Monday, February 19, 2007

Mixing Religion and Politics

A while ago I split my blog into three bits, so that each of them would be a bit more consistent in its subject matter. I’ve noticed that with the divide, this particular part seems to be a mix of religion and politics. I was wondering if I should separate it still further - but I’m not going to. Religion and politics – it’s a potent combination.

There was a time when the general consensus was that the two should be kept separate. For too long the Church of England in particular was happy to oblige. It worked hard to make itself irrelevant by staying out of mainstream politics – the things that really matter to people – and only commenting on fringe issues (like Sunday trading). Not for nothing was it known as “The Conservative Party at prayer.”
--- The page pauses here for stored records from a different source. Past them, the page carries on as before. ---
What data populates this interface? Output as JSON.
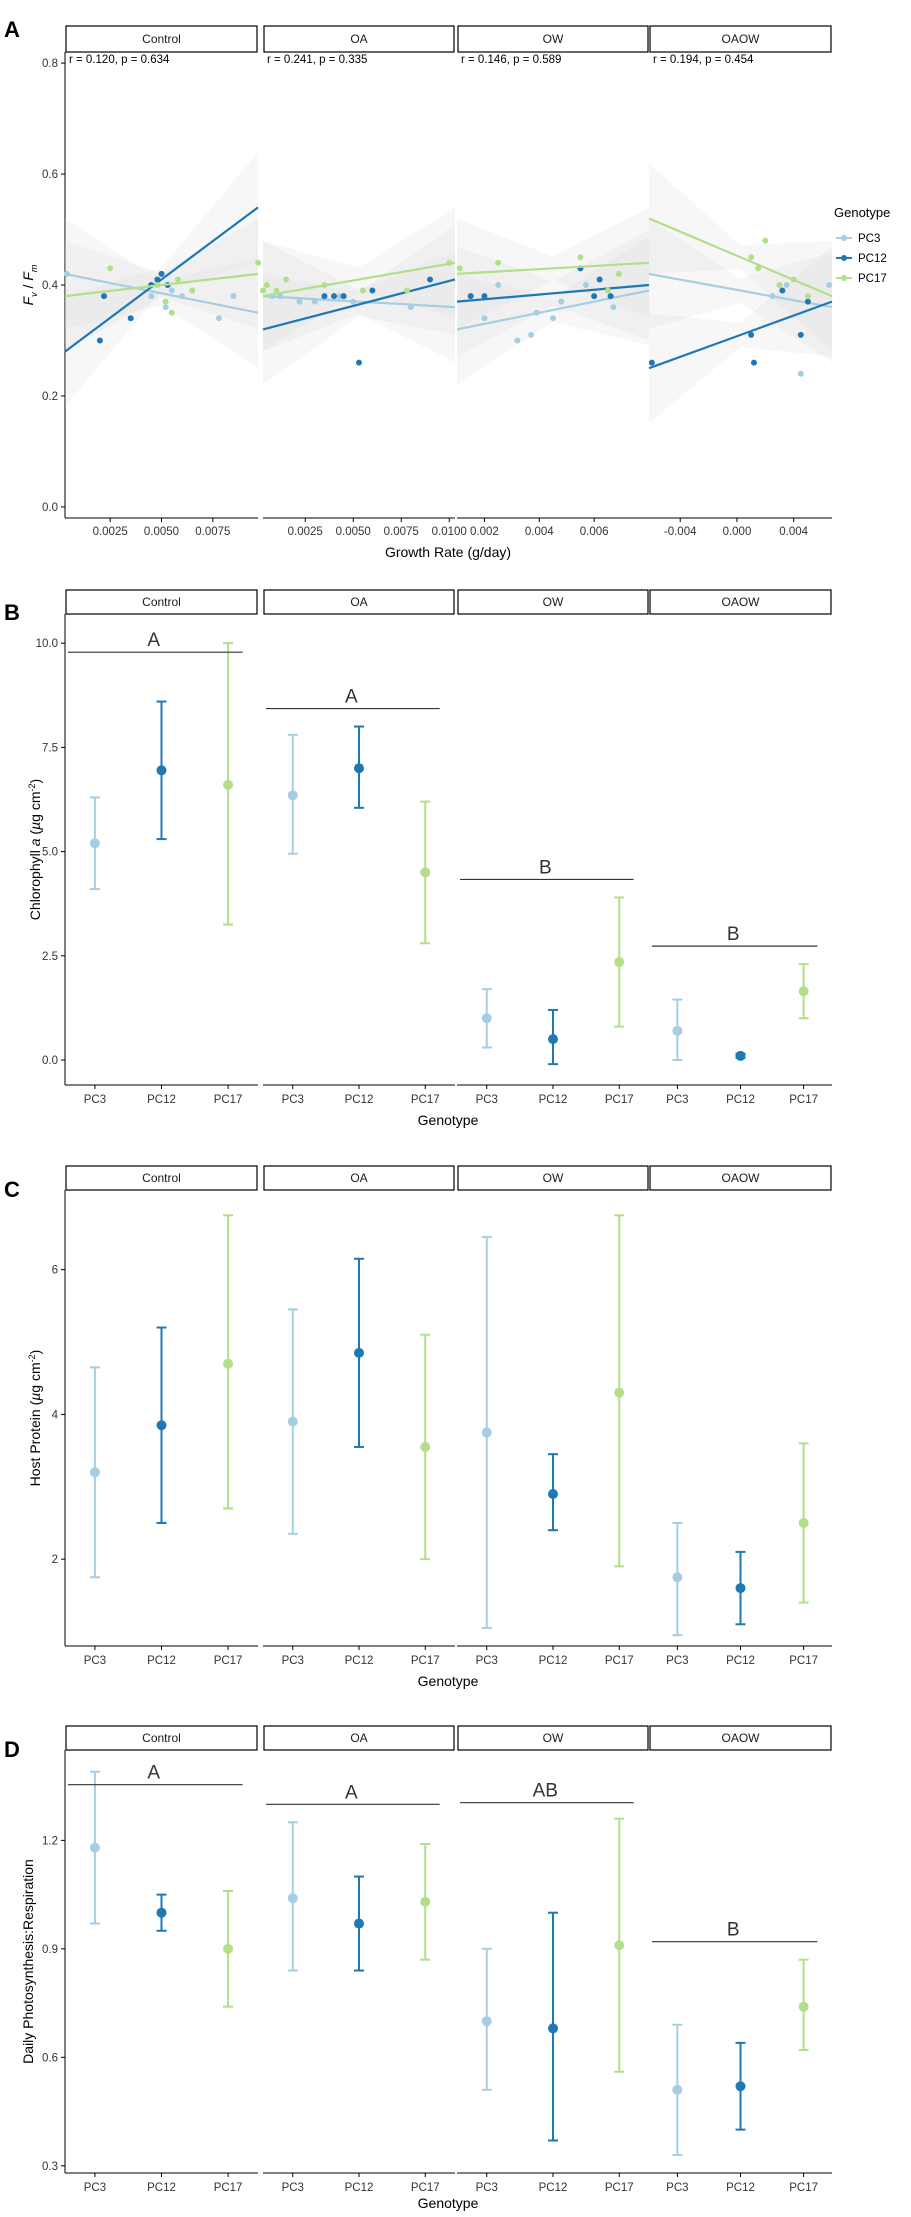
{
  "colors": {
    "PC3": "#a6cee3",
    "PC12": "#1f78b4",
    "PC17": "#b2df8a"
  },
  "facets": [
    "Control",
    "OA",
    "OW",
    "OAOW"
  ],
  "chart_data": [
    {
      "panel": "A",
      "type": "scatter",
      "ylabel": "Fv / Fm",
      "xlabel": "Growth Rate (g/day)",
      "ylim": [
        -0.02,
        0.82
      ],
      "yticks": [
        "0.0",
        "0.2",
        "0.4",
        "0.6",
        "0.8"
      ],
      "legend": {
        "title": "Genotype",
        "items": [
          "PC3",
          "PC12",
          "PC17"
        ]
      },
      "facets": [
        {
          "name": "Control",
          "annotation": "r = 0.120, p = 0.634",
          "xlim": [
            0.0003,
            0.0097
          ],
          "xticks": [
            0.0025,
            0.005,
            0.0075
          ],
          "xticklabels": [
            "0.0025",
            "0.0050",
            "0.0075"
          ],
          "points": {
            "PC3": [
              [
                0.0004,
                0.42
              ],
              [
                0.0045,
                0.38
              ],
              [
                0.0052,
                0.36
              ],
              [
                0.0055,
                0.39
              ],
              [
                0.006,
                0.38
              ],
              [
                0.0078,
                0.34
              ],
              [
                0.0085,
                0.38
              ]
            ],
            "PC12": [
              [
                0.002,
                0.3
              ],
              [
                0.0022,
                0.38
              ],
              [
                0.0035,
                0.34
              ],
              [
                0.0045,
                0.4
              ],
              [
                0.0048,
                0.41
              ],
              [
                0.005,
                0.42
              ],
              [
                0.0053,
                0.4
              ]
            ],
            "PC17": [
              [
                0.0025,
                0.43
              ],
              [
                0.0048,
                0.4
              ],
              [
                0.0052,
                0.37
              ],
              [
                0.0055,
                0.35
              ],
              [
                0.0058,
                0.41
              ],
              [
                0.0065,
                0.39
              ],
              [
                0.0097,
                0.44
              ]
            ]
          },
          "fits": {
            "PC3": [
              [
                0.0003,
                0.42
              ],
              [
                0.0097,
                0.35
              ]
            ],
            "PC12": [
              [
                0.0003,
                0.28
              ],
              [
                0.0097,
                0.54
              ]
            ],
            "PC17": [
              [
                0.0003,
                0.38
              ],
              [
                0.0097,
                0.42
              ]
            ]
          }
        },
        {
          "name": "OA",
          "annotation": "r = 0.241, p = 0.335",
          "xlim": [
            0.0003,
            0.0103
          ],
          "xticks": [
            0.0025,
            0.005,
            0.0075,
            0.01
          ],
          "xticklabels": [
            "0.0025",
            "0.0050",
            "0.0075",
            "0.0100"
          ],
          "points": {
            "PC3": [
              [
                0.0008,
                0.38
              ],
              [
                0.0012,
                0.38
              ],
              [
                0.0022,
                0.37
              ],
              [
                0.003,
                0.37
              ],
              [
                0.0043,
                0.38
              ],
              [
                0.005,
                0.37
              ],
              [
                0.008,
                0.36
              ]
            ],
            "PC12": [
              [
                0.0035,
                0.38
              ],
              [
                0.004,
                0.38
              ],
              [
                0.0045,
                0.38
              ],
              [
                0.0053,
                0.26
              ],
              [
                0.006,
                0.39
              ],
              [
                0.009,
                0.41
              ]
            ],
            "PC17": [
              [
                0.0003,
                0.39
              ],
              [
                0.0005,
                0.4
              ],
              [
                0.001,
                0.39
              ],
              [
                0.0015,
                0.41
              ],
              [
                0.0035,
                0.4
              ],
              [
                0.0055,
                0.39
              ],
              [
                0.0078,
                0.39
              ],
              [
                0.01,
                0.44
              ]
            ]
          },
          "fits": {
            "PC3": [
              [
                0.0003,
                0.38
              ],
              [
                0.0103,
                0.36
              ]
            ],
            "PC12": [
              [
                0.0003,
                0.32
              ],
              [
                0.0103,
                0.41
              ]
            ],
            "PC17": [
              [
                0.0003,
                0.38
              ],
              [
                0.0103,
                0.44
              ]
            ]
          }
        },
        {
          "name": "OW",
          "annotation": "r = 0.146, p = 0.589",
          "xlim": [
            0.001,
            0.008
          ],
          "xticks": [
            0.002,
            0.004,
            0.006
          ],
          "xticklabels": [
            "0.002",
            "0.004",
            "0.006"
          ],
          "points": {
            "PC3": [
              [
                0.002,
                0.34
              ],
              [
                0.0025,
                0.4
              ],
              [
                0.0032,
                0.3
              ],
              [
                0.0037,
                0.31
              ],
              [
                0.0039,
                0.35
              ],
              [
                0.0045,
                0.34
              ],
              [
                0.0048,
                0.37
              ],
              [
                0.0057,
                0.4
              ],
              [
                0.0067,
                0.36
              ]
            ],
            "PC12": [
              [
                0.0015,
                0.38
              ],
              [
                0.002,
                0.38
              ],
              [
                0.0055,
                0.43
              ],
              [
                0.006,
                0.38
              ],
              [
                0.0062,
                0.41
              ],
              [
                0.0066,
                0.38
              ]
            ],
            "PC17": [
              [
                0.0011,
                0.43
              ],
              [
                0.0025,
                0.44
              ],
              [
                0.0055,
                0.45
              ],
              [
                0.0065,
                0.39
              ],
              [
                0.0069,
                0.42
              ]
            ]
          },
          "fits": {
            "PC3": [
              [
                0.001,
                0.32
              ],
              [
                0.008,
                0.39
              ]
            ],
            "PC12": [
              [
                0.001,
                0.37
              ],
              [
                0.008,
                0.4
              ]
            ],
            "PC17": [
              [
                0.001,
                0.42
              ],
              [
                0.008,
                0.44
              ]
            ]
          }
        },
        {
          "name": "OAOW",
          "annotation": "r = 0.194, p = 0.454",
          "xlim": [
            -0.0062,
            0.0067
          ],
          "xticks": [
            -0.004,
            0.0,
            0.004
          ],
          "xticklabels": [
            "-0.004",
            "0.000",
            "0.004"
          ],
          "points": {
            "PC3": [
              [
                0.0025,
                0.38
              ],
              [
                0.0035,
                0.4
              ],
              [
                0.0045,
                0.24
              ],
              [
                0.0065,
                0.4
              ]
            ],
            "PC12": [
              [
                -0.006,
                0.26
              ],
              [
                0.001,
                0.31
              ],
              [
                0.0012,
                0.26
              ],
              [
                0.0032,
                0.39
              ],
              [
                0.0045,
                0.31
              ],
              [
                0.005,
                0.37
              ]
            ],
            "PC17": [
              [
                0.001,
                0.45
              ],
              [
                0.0015,
                0.43
              ],
              [
                0.002,
                0.48
              ],
              [
                0.003,
                0.4
              ],
              [
                0.004,
                0.41
              ],
              [
                0.005,
                0.38
              ]
            ]
          },
          "fits": {
            "PC3": [
              [
                -0.0062,
                0.42
              ],
              [
                0.0067,
                0.36
              ]
            ],
            "PC12": [
              [
                -0.0062,
                0.25
              ],
              [
                0.0067,
                0.37
              ]
            ],
            "PC17": [
              [
                -0.0062,
                0.52
              ],
              [
                0.0067,
                0.38
              ]
            ]
          }
        }
      ]
    },
    {
      "panel": "B",
      "type": "errorbar",
      "xlabel": "Genotype",
      "ylabel": "Chlorophyll a (µg cm-2)",
      "ylim": [
        -0.6,
        10.7
      ],
      "yticks": [
        "0.0",
        "2.5",
        "5.0",
        "7.5",
        "10.0"
      ],
      "categories": [
        "PC3",
        "PC12",
        "PC17"
      ],
      "facets": [
        {
          "name": "Control",
          "sig": "A",
          "values": [
            {
              "g": "PC3",
              "mean": 5.2,
              "lo": 4.1,
              "hi": 6.3
            },
            {
              "g": "PC12",
              "mean": 6.95,
              "lo": 5.3,
              "hi": 8.6
            },
            {
              "g": "PC17",
              "mean": 6.6,
              "lo": 3.25,
              "hi": 10.0
            }
          ]
        },
        {
          "name": "OA",
          "sig": "A",
          "values": [
            {
              "g": "PC3",
              "mean": 6.35,
              "lo": 4.95,
              "hi": 7.8
            },
            {
              "g": "PC12",
              "mean": 7.0,
              "lo": 6.05,
              "hi": 8.0
            },
            {
              "g": "PC17",
              "mean": 4.5,
              "lo": 2.8,
              "hi": 6.2
            }
          ]
        },
        {
          "name": "OW",
          "sig": "B",
          "values": [
            {
              "g": "PC3",
              "mean": 1.0,
              "lo": 0.3,
              "hi": 1.7
            },
            {
              "g": "PC12",
              "mean": 0.5,
              "lo": -0.1,
              "hi": 1.2
            },
            {
              "g": "PC17",
              "mean": 2.35,
              "lo": 0.8,
              "hi": 3.9
            }
          ]
        },
        {
          "name": "OAOW",
          "sig": "B",
          "values": [
            {
              "g": "PC3",
              "mean": 0.7,
              "lo": 0.0,
              "hi": 1.45
            },
            {
              "g": "PC12",
              "mean": 0.1,
              "lo": 0.05,
              "hi": 0.15
            },
            {
              "g": "PC17",
              "mean": 1.65,
              "lo": 1.0,
              "hi": 2.3
            }
          ]
        }
      ]
    },
    {
      "panel": "C",
      "type": "errorbar",
      "xlabel": "Genotype",
      "ylabel": "Host Protein (µg cm-2)",
      "ylim": [
        0.8,
        7.1
      ],
      "yticks": [
        "2",
        "4",
        "6"
      ],
      "categories": [
        "PC3",
        "PC12",
        "PC17"
      ],
      "facets": [
        {
          "name": "Control",
          "values": [
            {
              "g": "PC3",
              "mean": 3.2,
              "lo": 1.75,
              "hi": 4.65
            },
            {
              "g": "PC12",
              "mean": 3.85,
              "lo": 2.5,
              "hi": 5.2
            },
            {
              "g": "PC17",
              "mean": 4.7,
              "lo": 2.7,
              "hi": 6.75
            }
          ]
        },
        {
          "name": "OA",
          "values": [
            {
              "g": "PC3",
              "mean": 3.9,
              "lo": 2.35,
              "hi": 5.45
            },
            {
              "g": "PC12",
              "mean": 4.85,
              "lo": 3.55,
              "hi": 6.15
            },
            {
              "g": "PC17",
              "mean": 3.55,
              "lo": 2.0,
              "hi": 5.1
            }
          ]
        },
        {
          "name": "OW",
          "values": [
            {
              "g": "PC3",
              "mean": 3.75,
              "lo": 1.05,
              "hi": 6.45
            },
            {
              "g": "PC12",
              "mean": 2.9,
              "lo": 2.4,
              "hi": 3.45
            },
            {
              "g": "PC17",
              "mean": 4.3,
              "lo": 1.9,
              "hi": 6.75
            }
          ]
        },
        {
          "name": "OAOW",
          "values": [
            {
              "g": "PC3",
              "mean": 1.75,
              "lo": 0.95,
              "hi": 2.5
            },
            {
              "g": "PC12",
              "mean": 1.6,
              "lo": 1.1,
              "hi": 2.1
            },
            {
              "g": "PC17",
              "mean": 2.5,
              "lo": 1.4,
              "hi": 3.6
            }
          ]
        }
      ]
    },
    {
      "panel": "D",
      "type": "errorbar",
      "xlabel": "Genotype",
      "ylabel": "Daily Photosynthesis:Respiration",
      "ylim": [
        0.28,
        1.45
      ],
      "yticks": [
        "0.3",
        "0.6",
        "0.9",
        "1.2"
      ],
      "categories": [
        "PC3",
        "PC12",
        "PC17"
      ],
      "facets": [
        {
          "name": "Control",
          "sig": "A",
          "values": [
            {
              "g": "PC3",
              "mean": 1.18,
              "lo": 0.97,
              "hi": 1.39
            },
            {
              "g": "PC12",
              "mean": 1.0,
              "lo": 0.95,
              "hi": 1.05
            },
            {
              "g": "PC17",
              "mean": 0.9,
              "lo": 0.74,
              "hi": 1.06
            }
          ]
        },
        {
          "name": "OA",
          "sig": "A",
          "values": [
            {
              "g": "PC3",
              "mean": 1.04,
              "lo": 0.84,
              "hi": 1.25
            },
            {
              "g": "PC12",
              "mean": 0.97,
              "lo": 0.84,
              "hi": 1.1
            },
            {
              "g": "PC17",
              "mean": 1.03,
              "lo": 0.87,
              "hi": 1.19
            }
          ]
        },
        {
          "name": "OW",
          "sig": "AB",
          "values": [
            {
              "g": "PC3",
              "mean": 0.7,
              "lo": 0.51,
              "hi": 0.9
            },
            {
              "g": "PC12",
              "mean": 0.68,
              "lo": 0.37,
              "hi": 1.0
            },
            {
              "g": "PC17",
              "mean": 0.91,
              "lo": 0.56,
              "hi": 1.26
            }
          ]
        },
        {
          "name": "OAOW",
          "sig": "B",
          "values": [
            {
              "g": "PC3",
              "mean": 0.51,
              "lo": 0.33,
              "hi": 0.69
            },
            {
              "g": "PC12",
              "mean": 0.52,
              "lo": 0.4,
              "hi": 0.64
            },
            {
              "g": "PC17",
              "mean": 0.74,
              "lo": 0.62,
              "hi": 0.87
            }
          ]
        }
      ]
    }
  ]
}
A lot of other churches did the same. This lead to a stupid situation where Christians who on the surface claimed to believe in the bible nonetheless contrived to ignore most of what it has to say about social issues (i.e. anything that could be classed as “politics”). The problem still besets large parts of America – including a lot of the people who were duped into voting for GW Bush.
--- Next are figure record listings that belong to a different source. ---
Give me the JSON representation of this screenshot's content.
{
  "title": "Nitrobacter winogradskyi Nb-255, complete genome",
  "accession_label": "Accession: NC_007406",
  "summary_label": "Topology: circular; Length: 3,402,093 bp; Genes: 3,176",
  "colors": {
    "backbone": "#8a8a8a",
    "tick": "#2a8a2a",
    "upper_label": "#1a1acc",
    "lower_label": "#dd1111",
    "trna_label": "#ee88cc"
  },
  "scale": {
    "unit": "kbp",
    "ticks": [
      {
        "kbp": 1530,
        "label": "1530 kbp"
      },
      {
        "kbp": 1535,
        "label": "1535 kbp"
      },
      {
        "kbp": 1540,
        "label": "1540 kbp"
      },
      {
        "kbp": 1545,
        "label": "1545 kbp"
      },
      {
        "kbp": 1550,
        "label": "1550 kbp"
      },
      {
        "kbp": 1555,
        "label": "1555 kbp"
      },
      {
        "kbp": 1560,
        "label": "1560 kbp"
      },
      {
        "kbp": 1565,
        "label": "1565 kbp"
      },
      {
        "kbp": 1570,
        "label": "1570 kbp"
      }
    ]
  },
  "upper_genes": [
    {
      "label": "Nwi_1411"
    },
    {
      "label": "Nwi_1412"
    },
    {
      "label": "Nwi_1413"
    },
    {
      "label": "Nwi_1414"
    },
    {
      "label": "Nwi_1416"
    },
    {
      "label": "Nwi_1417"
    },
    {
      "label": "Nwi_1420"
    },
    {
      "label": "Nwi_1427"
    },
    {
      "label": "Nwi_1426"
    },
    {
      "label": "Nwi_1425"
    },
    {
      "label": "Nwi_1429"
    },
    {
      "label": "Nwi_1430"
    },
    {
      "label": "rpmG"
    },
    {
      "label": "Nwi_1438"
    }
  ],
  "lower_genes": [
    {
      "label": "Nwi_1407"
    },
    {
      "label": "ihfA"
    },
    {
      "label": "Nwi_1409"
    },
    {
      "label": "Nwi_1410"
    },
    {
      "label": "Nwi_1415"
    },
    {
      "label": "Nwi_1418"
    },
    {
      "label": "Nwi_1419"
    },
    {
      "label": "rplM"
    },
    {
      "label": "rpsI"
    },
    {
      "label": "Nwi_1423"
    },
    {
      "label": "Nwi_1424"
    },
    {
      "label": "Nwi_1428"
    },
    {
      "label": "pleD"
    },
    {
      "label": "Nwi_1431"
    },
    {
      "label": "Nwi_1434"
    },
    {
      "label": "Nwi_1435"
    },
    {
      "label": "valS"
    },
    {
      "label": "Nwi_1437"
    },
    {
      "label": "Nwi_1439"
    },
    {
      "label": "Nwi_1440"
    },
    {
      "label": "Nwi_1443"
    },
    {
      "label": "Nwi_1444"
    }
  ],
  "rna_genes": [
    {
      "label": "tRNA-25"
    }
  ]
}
But things are changing. Politics and religion are coming closer together. I’m not just thinking about 9/11 or the Middle East; of the six candidates for Channel 4’s most inspiring political figure of 2007, three were described as devout Christians, and a fourth was a Muslim woman. (The other two were career politicians).

The Church of England, too, is getting more involved in politics. I was thrilled to hear the Archbishop of Canterbury speak out against the Iraq war; our own Bishop of Warwick was a lead speaker in the big local anti-war rally; and the Bishop of Liverpool has made some wonderful (political) suggestions on Radio 4’s Thought for the Day. Best of all is the new Archbishop of York, who always seems to be on the news, and always has something perceptive and Christ-like to say.
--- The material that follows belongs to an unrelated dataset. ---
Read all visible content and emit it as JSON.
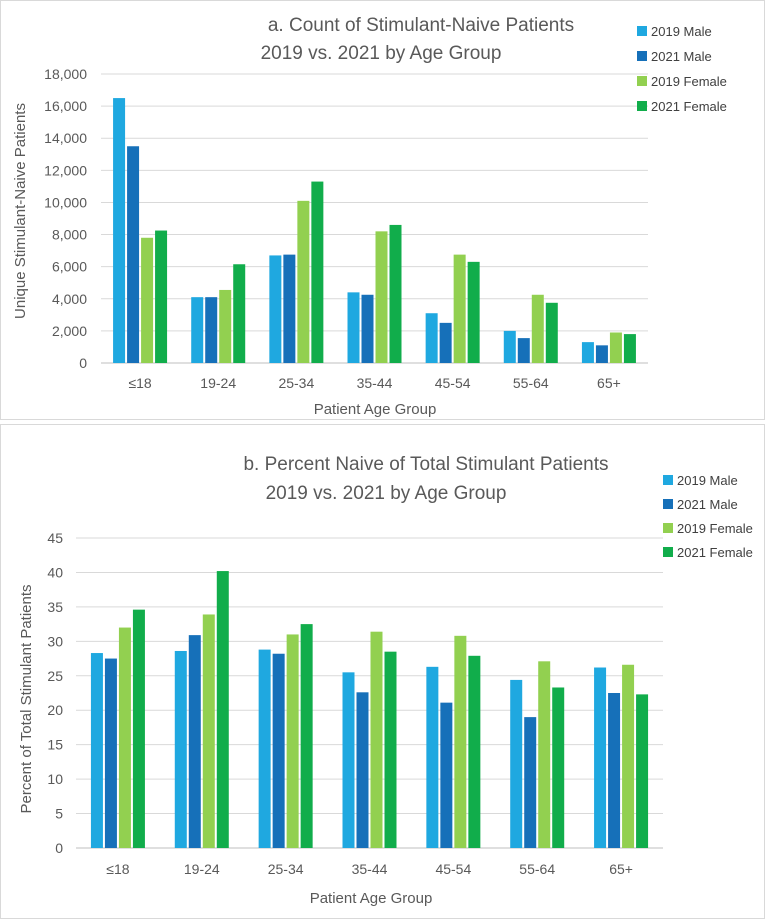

I can understand why secular politicians want to keep religion out of their domain. You can’t argue or compromise with someone who knows they are absolutely right because God Himself has told them so. People who don’t like the mixture point to the tea-towel-wearing terrorists of the Middle East. I don’t like what these people stand for either. But separate religion from politics and you lose the likes of Gandhi, Wilberforce, or Martin Luther King. “Keep religion out of politics” is merely the clamour of the secular trying to enforce their values (or lack thereof) on the political sphere to the exclusion of everyone else’s.

I personally think the increasing linking of faith and politics is a good thing for both sides. At best, mixing religion with politics makes our faith more “real” and our politics more principled. At worst … but the problem there is not the mix; it’s simply the wrong kind of religion.